Pokerstars in New Jersey: uno spiraglio?

Pokerstars in New Jersey: uno spiraglio

Negli ultimi giorni è stata sicuramente la notizia che ha fatto scalpore e che tutti i giornali statunitensi di settore hanno riportato. Il New Jersey, infatti, sembra abbia negato per due anni la licenza a Pokerstars, colosso mondiale del poker online. Secondo il giornalista Marco Valerio, però, si tratta di un errore di interpretazione.

In questo periodo è sicuramente uno degli argomenti che va per la maggiore. E non poteva essere altrimenti visto che il poker online sta lentamente prendendo piede negli Stati Uniti d’America. Dapprima è stato il Nevada, poi il Delaware ed in seguito il New Jersey. Piano piano e per il momento senza intaccare i numeri di questo mercato l’ingranaggio sta ricominciando a muoversi, anche se, nell’ultimo di questi stati appena citati, manca uno di quelli che dovrebbero essere i protagonisti, ovvero Pokerstars, a cui, stando a quanto riportato dalla DGE, per due anni è stata negata la licenza.

Marco Valerio e la sentenza della DJE

Alla luce di quanto detto, infatti, sembrerebbe che le cose stiano davvero in questa maniera, anche se c’è qualcuno che ha letto in una chiave del tutto differente il diniego della New Jersey Department of Gaming Enforcement nei confronti di Pokerstars. Il parere che vi riportiamo, pertanto, è quello di Marco Valerio, giornalista, conduttore radiofonico e personaggio che forse sarà poco conosciuto in Italia ma che negli Stati Uni d’America e soprattutto a Sin City gode di grande fama e reputazione. Da anni, infatti, risiede a Las Vegas dove è stimato anche come opinionista.

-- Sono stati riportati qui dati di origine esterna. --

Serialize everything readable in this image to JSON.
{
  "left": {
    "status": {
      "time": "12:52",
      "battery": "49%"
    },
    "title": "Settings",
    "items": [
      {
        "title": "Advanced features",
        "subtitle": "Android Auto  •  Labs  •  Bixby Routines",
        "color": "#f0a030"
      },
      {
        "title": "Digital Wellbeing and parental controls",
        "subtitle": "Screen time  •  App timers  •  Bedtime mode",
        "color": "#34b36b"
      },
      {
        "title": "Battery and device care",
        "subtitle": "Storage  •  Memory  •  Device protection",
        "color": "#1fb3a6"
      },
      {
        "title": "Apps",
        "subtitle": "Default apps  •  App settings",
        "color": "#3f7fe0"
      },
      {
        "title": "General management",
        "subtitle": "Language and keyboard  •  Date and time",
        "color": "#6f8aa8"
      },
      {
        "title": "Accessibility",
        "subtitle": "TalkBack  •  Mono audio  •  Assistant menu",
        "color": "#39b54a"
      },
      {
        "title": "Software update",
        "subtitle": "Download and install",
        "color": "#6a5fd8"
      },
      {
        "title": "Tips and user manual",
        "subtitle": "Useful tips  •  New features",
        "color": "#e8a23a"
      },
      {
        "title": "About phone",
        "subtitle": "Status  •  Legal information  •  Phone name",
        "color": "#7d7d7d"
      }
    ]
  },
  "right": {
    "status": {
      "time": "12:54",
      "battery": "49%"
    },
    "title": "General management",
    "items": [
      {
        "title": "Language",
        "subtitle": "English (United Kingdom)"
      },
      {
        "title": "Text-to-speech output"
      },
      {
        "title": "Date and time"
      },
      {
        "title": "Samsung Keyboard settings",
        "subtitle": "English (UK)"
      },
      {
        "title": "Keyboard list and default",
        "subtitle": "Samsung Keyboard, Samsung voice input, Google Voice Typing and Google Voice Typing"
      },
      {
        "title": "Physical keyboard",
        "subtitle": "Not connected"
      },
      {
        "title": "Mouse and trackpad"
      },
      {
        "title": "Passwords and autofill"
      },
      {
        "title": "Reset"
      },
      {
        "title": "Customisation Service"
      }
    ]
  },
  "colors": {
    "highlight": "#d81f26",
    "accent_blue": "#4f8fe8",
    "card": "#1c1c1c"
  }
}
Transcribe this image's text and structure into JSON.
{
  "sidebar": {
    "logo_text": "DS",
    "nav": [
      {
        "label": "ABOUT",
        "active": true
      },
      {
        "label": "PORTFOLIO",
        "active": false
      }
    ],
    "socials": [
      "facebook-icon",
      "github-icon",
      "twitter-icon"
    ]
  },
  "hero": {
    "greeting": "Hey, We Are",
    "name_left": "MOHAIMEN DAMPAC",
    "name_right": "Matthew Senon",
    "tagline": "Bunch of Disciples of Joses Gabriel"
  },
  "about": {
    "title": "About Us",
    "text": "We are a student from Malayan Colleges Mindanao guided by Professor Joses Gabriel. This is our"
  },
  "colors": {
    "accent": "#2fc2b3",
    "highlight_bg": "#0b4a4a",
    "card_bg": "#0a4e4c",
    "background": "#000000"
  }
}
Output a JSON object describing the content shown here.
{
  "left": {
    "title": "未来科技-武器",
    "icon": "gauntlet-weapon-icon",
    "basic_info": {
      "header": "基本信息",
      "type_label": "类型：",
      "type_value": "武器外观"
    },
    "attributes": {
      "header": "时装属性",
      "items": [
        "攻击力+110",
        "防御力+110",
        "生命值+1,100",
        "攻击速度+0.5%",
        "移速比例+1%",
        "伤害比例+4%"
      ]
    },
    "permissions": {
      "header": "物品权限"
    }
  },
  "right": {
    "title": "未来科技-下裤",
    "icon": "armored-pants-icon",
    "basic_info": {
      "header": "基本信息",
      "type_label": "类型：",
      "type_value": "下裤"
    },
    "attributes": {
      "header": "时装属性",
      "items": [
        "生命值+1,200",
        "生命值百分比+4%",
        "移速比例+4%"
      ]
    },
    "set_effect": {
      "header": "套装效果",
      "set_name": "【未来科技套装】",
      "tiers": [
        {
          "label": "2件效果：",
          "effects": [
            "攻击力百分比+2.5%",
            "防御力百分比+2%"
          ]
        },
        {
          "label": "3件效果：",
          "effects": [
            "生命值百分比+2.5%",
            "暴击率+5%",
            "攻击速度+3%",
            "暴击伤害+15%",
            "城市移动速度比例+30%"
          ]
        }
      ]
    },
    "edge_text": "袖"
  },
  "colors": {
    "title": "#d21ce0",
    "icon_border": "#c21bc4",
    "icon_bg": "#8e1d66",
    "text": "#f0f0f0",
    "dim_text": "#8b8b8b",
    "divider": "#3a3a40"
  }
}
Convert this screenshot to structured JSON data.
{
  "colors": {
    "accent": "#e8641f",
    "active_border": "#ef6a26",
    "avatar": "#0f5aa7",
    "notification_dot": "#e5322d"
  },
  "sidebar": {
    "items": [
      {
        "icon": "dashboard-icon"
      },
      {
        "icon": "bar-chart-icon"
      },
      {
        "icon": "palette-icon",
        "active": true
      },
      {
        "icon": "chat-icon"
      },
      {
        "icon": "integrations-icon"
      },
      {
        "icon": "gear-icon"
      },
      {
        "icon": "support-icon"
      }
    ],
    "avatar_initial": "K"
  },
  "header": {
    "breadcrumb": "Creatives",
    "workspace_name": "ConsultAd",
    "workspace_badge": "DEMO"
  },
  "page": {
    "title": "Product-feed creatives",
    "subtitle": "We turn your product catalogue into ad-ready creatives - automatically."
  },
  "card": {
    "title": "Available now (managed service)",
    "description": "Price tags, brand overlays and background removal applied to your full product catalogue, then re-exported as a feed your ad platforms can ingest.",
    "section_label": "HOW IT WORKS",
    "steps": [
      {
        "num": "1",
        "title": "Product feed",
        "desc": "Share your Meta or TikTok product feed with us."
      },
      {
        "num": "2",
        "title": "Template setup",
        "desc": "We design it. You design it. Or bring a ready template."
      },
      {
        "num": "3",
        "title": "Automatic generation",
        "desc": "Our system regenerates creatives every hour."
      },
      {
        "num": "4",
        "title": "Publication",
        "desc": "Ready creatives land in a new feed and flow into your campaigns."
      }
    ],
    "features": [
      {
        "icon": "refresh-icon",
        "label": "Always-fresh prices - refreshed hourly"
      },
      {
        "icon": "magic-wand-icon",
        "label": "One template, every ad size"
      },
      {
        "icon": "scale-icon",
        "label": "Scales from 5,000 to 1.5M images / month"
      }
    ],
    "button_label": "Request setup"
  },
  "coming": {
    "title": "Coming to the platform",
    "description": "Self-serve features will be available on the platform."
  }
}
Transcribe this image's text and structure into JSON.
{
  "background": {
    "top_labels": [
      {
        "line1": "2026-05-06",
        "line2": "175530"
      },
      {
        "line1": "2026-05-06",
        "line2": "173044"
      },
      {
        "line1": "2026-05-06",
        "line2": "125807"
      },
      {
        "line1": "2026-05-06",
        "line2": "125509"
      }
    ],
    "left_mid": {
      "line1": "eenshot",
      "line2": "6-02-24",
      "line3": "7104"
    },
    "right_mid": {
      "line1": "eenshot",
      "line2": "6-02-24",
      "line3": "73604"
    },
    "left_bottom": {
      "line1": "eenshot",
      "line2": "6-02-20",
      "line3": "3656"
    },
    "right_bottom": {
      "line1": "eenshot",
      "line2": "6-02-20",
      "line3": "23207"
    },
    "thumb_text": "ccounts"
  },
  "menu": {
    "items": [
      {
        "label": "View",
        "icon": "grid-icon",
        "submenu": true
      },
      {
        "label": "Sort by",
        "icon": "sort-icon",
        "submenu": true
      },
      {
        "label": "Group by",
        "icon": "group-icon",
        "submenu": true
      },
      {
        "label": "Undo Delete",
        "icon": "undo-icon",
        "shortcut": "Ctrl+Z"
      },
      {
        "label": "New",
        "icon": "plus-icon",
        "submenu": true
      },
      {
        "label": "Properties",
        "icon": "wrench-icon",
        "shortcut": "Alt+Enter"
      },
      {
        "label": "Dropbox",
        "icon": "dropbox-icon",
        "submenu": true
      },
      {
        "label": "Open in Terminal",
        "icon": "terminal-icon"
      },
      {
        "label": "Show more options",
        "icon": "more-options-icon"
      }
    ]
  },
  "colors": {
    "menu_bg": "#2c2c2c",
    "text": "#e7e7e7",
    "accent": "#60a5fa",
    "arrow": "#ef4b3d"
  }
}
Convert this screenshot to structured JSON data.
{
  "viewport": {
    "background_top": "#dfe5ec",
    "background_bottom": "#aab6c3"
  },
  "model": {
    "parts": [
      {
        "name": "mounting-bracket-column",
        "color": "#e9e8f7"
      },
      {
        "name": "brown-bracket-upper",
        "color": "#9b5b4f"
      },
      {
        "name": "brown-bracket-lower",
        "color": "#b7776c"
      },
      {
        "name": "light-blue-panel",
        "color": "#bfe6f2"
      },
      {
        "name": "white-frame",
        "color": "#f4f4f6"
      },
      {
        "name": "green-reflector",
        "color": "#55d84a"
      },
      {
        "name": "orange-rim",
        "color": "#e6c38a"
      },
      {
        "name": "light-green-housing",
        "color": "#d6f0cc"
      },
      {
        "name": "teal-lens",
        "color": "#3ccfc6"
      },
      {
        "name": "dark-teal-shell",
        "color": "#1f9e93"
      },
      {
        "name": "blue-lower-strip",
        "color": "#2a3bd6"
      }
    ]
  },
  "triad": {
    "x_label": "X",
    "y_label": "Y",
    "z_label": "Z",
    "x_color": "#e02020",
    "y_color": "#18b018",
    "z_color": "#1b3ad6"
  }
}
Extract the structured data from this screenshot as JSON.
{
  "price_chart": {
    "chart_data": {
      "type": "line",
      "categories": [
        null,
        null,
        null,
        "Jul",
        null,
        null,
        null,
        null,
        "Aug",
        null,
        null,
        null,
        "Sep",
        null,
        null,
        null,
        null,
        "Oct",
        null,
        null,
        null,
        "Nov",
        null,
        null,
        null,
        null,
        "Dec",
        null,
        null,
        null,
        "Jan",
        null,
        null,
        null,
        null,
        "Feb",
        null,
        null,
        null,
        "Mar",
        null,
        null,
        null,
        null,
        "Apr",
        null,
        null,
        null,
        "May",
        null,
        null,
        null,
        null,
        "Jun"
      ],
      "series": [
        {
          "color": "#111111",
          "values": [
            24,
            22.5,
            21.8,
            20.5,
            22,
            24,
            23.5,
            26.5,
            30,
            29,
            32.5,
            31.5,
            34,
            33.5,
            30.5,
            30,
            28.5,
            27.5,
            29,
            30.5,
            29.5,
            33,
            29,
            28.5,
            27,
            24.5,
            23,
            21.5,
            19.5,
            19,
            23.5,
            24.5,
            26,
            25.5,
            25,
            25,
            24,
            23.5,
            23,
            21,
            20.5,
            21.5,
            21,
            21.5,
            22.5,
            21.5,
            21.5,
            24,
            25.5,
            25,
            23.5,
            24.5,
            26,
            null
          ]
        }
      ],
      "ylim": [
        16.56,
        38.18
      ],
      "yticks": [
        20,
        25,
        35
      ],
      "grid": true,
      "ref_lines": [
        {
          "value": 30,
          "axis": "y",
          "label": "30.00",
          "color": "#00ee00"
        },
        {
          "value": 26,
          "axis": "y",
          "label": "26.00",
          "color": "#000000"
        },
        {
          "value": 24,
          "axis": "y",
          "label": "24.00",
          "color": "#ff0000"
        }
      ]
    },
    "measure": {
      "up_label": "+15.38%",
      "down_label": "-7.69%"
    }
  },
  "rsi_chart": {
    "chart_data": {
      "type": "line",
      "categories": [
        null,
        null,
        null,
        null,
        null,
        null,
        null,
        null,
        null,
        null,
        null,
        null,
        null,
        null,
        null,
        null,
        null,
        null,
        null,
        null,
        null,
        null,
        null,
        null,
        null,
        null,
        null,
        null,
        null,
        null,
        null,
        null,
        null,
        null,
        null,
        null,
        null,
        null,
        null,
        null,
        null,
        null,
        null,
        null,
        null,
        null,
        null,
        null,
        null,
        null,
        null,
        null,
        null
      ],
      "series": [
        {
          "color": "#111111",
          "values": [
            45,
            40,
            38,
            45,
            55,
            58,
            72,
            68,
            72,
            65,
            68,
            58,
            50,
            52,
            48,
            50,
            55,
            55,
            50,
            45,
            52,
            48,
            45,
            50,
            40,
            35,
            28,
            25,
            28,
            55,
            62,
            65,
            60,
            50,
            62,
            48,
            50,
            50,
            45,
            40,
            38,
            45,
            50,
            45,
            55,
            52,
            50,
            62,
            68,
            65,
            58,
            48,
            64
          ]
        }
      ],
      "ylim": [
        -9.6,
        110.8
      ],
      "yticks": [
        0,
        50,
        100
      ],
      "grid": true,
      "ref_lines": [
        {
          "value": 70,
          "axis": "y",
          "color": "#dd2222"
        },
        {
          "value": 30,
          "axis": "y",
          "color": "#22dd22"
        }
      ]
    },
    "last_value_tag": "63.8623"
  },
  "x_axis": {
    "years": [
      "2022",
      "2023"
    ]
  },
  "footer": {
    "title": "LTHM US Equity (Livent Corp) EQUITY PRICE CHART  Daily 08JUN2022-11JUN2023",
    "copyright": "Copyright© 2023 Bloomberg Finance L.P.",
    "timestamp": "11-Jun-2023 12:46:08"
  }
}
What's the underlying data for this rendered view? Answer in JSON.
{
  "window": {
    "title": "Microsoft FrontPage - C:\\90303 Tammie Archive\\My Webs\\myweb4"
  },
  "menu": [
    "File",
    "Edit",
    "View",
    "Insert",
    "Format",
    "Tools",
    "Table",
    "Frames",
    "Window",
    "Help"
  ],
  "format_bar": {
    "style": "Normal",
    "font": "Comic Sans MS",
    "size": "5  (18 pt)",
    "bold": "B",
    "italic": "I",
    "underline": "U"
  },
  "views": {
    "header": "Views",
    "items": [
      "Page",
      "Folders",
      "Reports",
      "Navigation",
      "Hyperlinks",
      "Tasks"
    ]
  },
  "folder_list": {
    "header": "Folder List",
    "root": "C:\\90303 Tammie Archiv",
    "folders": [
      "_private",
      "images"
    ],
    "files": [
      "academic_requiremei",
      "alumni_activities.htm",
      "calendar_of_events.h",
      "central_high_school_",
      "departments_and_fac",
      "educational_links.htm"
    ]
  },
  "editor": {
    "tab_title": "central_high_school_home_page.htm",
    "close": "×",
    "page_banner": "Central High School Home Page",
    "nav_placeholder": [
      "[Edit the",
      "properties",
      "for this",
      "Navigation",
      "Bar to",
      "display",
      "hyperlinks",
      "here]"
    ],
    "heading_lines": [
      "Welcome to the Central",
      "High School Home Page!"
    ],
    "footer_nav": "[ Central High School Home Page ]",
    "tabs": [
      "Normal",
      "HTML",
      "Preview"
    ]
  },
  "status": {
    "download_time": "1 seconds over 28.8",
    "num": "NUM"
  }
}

New Jersey: un blocco non definitivo per Pokerstars

Secondo il parere di Marco Valerio, infatti, basta leggere la dichiarazione della DGE per rendersi conto che non si tratta di un blocco definitivo nei confronti di Stars ma soltanto di una pausa sul processo di assegnazione della licenza. Le condizioni per sbloccare questa situazione, infatti, sarebbero sostanzialmente due. La prima come già vi abbiamo spiegato nei precedenti articoli, stabilisce che Isai Scheinberg, cofondatore di Stars, deve risolvere la questione del suo atto d’accusa per violazione alla UIGEA con il Dipartimento di Giustizia americano (Doj). La seconda, invece, spiega che Pokerstars deve troncare il loro rapporto con alcuni dirigenti.

Rinunciare ad un mercato come quello degli Stati Uniti?

Detto questo, però, alla luce di quanto sta succedendo negli Stati Uniti d’America sembra alquanto improbabile che Pokerstars voglia rinunciare così facilmente a quello che a breve potrebbe diventare il principale mercato del poker online mondiale. E aprire le porte al New Jersey significherebbe, con tutta probabilità, mettere un piede in tutti gli altri stati che a breve potrebbero assegnare le licenze per operare online. Parafrasando questo concetto ci sembra molto difficile che gli Stati dell’USA possano aprire la strada a Stars se non lo fa il NJ.

Isai Scheinberg e Paul Tate violatori della UIGEA?

A tal proposito il nodo da sciogliere riguarda Isai Scheinberg e Paul Tate e la loro violazione a suo tempo della legge UIGEA. Probabilmente, però, dopo essersi messi d’accordo con il Dipartimento di Giustizia americano pagheranno una multa piuttosto salata per poi ricominciare ad operare negli Stati Uniti. Del resto parliamo di uno dei mercati più importanti del mondo che ha appena riaperto i battenti e ci sembrerebbe molto strano non vedere Pokerstars prendersi la sua fetta. Si tratta al momento di una situazione nuova, quella legata alle licenze nel New Jersey, ma è molto probabile che la poker room dalla picca rossa entri in questo mercato molto prima di quanto ci aspettiamo. E allora sapremo se il punto di vista di Marco Valerio sarà realmente quello più azzeccato.